Mountain in British Columbia, Canada

Kwoiek Peak is a 2736 m mountain summit located in British Columbia, Canada.

==Description==
This remote glaciated peak is situated 31 km southwest of Lytton on the southern boundary of Stein Valley Nlaka'pamux Heritage Park. It is part of the Lillooet Ranges of the Coast Mountains and the nearest higher neighbor is Kumkan Peak, 2.35 km to the southeast. Meltwater from the Kwoiek Glacier on the northeast slope drains into Stukolait Lake → Kwoiek Creek → Fraser River; the Rutledge Glacier on the west slope drains to Rutledge Creek → Stein River → Fraser River; and precipitation runoff from the peak's south slope drains to Mehatl Creek → Nahatlatch River → Fraser River.

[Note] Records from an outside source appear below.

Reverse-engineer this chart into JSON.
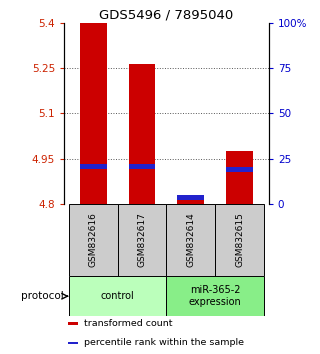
{
  "title": "GDS5496 / 7895040",
  "samples": [
    "GSM832616",
    "GSM832617",
    "GSM832614",
    "GSM832615"
  ],
  "ylim_left": [
    4.8,
    5.4
  ],
  "ylim_right": [
    0,
    100
  ],
  "yticks_left": [
    4.8,
    4.95,
    5.1,
    5.25,
    5.4
  ],
  "yticks_right": [
    0,
    25,
    50,
    75,
    100
  ],
  "ytick_labels_left": [
    "4.8",
    "4.95",
    "5.1",
    "5.25",
    "5.4"
  ],
  "ytick_labels_right": [
    "0",
    "25",
    "50",
    "75",
    "100%"
  ],
  "bar_tops": [
    5.4,
    5.265,
    4.83,
    4.975
  ],
  "blue_marker_values": [
    4.925,
    4.925,
    4.822,
    4.915
  ],
  "bar_color": "#cc0000",
  "blue_color": "#2222cc",
  "dotted_line_color": "#555555",
  "groups": [
    {
      "label": "control",
      "samples": [
        0,
        1
      ],
      "color": "#bbffbb"
    },
    {
      "label": "miR-365-2\nexpression",
      "samples": [
        2,
        3
      ],
      "color": "#88ee88"
    }
  ],
  "protocol_label": "protocol",
  "legend_items": [
    {
      "color": "#cc0000",
      "label": "transformed count"
    },
    {
      "color": "#2222cc",
      "label": "percentile rank within the sample"
    }
  ],
  "axis_left_color": "#cc2200",
  "axis_right_color": "#0000cc",
  "sample_box_color": "#cccccc",
  "bar_width": 0.55,
  "figwidth": 3.2,
  "figheight": 3.54,
  "dpi": 100
}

Topographic relief is significant as the summit rises 1,300 metres (4,265 ft) above Stukolait Lake in 3 km.

==Etymology==
The mountain is named in association with Kwoiek Creek, Kwoiek Lake, and Kwoiek Needle. Kwoiek is a Thompson Indian word meaning "gouged out," referring to a large chunk missing from the canyon wall. The toponym was officially adopted on March 31, 1917, by the Geographical Names Board of Canada.

==Climate==
Based on the Köppen climate classification, Kwoiek Peak is located in a subarctic climate zone of western North America. Most weather fronts originate in the Pacific Ocean, and travel east toward the Coast Mountains where they are forced upward by the range (Orographic lift), causing them to drop their moisture in the form of rain or snowfall. As a result, the Coast Mountains experience high precipitation, especially during the winter months in the form of snowfall. Winter temperatures can drop below −20 °C with wind chill factors below −30 °C. This climate supports the Kwoiek and Rutledge glaciers surrounding the peak. The months July through September offer the most favorable weather for climbing Kwoiek Peak.